Moore's cameras coming to monitor Florida elections
By BRIAN E. CROWLEY
Cox News Service
Wednesday, July 28, 2004
BOSTON — Filmmaker Michael Moore is bringing his cameras to Florida in November to make sure there is a "huge spotlight" on state election officials when voters go to the polls.
The director of "Fahrenheit 9/11" also said he plans to help pay for an "army of lawyers" who will be in target precincts ready to go to court if they spot any voting problems.
"We're here this morning to put the Bush administration, both the one in Tallahassee and the one in Washington, D.C., on notice," Moore said while addressing the Florida delegate breakfast Wednesday. "We are not going to dishonor those who gave their lives in the civil rights struggle by allowing them to steal a second election."
Many blacks complained they were disenfranchised in the 2000 election. Moore also noted that older voters in Palm Beach County said the ballot was confusing and that counties using punch-card systems found them nearly impossible to count accurately.
"I am going to be in Florida," Moore said as dozens of delegates snapped his picture. "Together, we will guarantee to every Floridian that their vote will be counted this year. I will have my cameras there. We will put a huge spotlight on them. They will not get away with it this time."
At a news conference after the breakfast, Moore said he was realistic about his chances of gathering "visual evidence" of voter problems.
"When I say I'm bringing my cameras, I mean three cameras, and it's a large state," Moore said.

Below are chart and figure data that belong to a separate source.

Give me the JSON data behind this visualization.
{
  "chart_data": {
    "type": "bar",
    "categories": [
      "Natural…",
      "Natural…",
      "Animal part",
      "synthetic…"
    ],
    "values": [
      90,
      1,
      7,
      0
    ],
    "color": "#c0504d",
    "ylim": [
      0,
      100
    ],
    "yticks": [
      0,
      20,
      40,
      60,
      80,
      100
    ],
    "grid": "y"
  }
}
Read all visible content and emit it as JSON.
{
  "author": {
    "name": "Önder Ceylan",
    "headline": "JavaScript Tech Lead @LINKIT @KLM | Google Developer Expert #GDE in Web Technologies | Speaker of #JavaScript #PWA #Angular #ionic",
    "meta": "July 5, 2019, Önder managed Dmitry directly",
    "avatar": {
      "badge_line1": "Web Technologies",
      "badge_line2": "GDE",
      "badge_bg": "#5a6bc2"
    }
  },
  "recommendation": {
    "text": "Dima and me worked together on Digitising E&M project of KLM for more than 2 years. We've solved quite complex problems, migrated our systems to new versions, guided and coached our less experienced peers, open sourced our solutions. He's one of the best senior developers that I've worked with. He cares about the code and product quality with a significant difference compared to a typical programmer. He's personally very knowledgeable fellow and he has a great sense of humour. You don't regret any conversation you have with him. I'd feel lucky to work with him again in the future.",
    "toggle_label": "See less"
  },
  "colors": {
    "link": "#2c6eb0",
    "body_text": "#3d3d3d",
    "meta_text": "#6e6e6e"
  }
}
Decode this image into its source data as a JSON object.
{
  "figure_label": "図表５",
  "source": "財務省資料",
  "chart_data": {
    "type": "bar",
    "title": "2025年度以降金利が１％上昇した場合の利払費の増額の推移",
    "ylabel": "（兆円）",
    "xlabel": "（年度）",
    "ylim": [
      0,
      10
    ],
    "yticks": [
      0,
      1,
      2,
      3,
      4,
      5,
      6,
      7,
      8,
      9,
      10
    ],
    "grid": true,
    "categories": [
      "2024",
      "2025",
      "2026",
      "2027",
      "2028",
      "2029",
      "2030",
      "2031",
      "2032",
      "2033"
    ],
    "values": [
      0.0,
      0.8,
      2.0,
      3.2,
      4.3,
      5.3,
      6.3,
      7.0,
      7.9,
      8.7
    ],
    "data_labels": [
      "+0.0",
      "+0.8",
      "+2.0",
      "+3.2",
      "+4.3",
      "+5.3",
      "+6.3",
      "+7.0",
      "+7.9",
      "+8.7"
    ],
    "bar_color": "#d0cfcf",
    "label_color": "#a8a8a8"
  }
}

He encouraged other independent filmmakers to join him in Florida.
"They got away with an election fix last time because there was no visual evidence," he said.
Reed Dickens, a spokesman for President Bush's re-election campaign, called Moore "a guy who's spent his entire career capitalizing on other people's tragedies."
Moore has come under fire for his box-office hit, "Fahrenheit 9/11." Many Republicans, as well as some movie critics and political analysts, say the film about the Sept. 11 terrorist attacks and the war in Iraq manipulates information in an attempt to portray Bush in the worst possible light.
"He has never been confined by accuracy or the facts," Dickens said.
Moore claims he is simply doing the job the mainstream press failed to do by presenting the truth.
Lance Block, a Tallahassee attorney who helped lead the legal challenges over Palm Beach County's disputed ballots in 2000, said lawyers are volunteering statewide to help keep an eye on the Nov. 2 election.
"The first thing we will be doing is watching the deputy supervisors of election, who tend to be poorly trained and don't know election laws but are the enforcers at the polls," Block said. "We are going to make sure they do not become overzealous and that they don't suppress the vote."
Block said the legal teams will be at "targeted precincts" throughout the state. In addition, poll watchers will count voters entering a precinct, then match that number with the official count. If there is a significant discrepancy, the legal teams will go to court.
Poll watchers also will talk to voters outside the polls to determine whether they had problems, either with the machines or with precinct workers.
"If there is a scent of an irregularity at a precinct, we will file for a court injunction right there and then on election day," Block said.
Sharing the spotlight with Moore on Wednesday was Rep. Peter Deutsch, who is running for the U.S. Senate seat being vacated by retiring Bob Graham. In Moore's film, Deutsch is shown on the floor of the House on Jan. 6, 2001, challenging the validity of the presidential election and Florida's electoral votes. The U.S. Supreme Court had just ended a 37-day recount battle, giving Bush the election by 537 votes.
Moore said he would not endorse Deutsch in the Senate race but called him "a man of courage who's on the ballot and is going to stand up for all the people of Florida."
Asked whether that was an endorsement, Moore said, "I think my words speak loud and clear."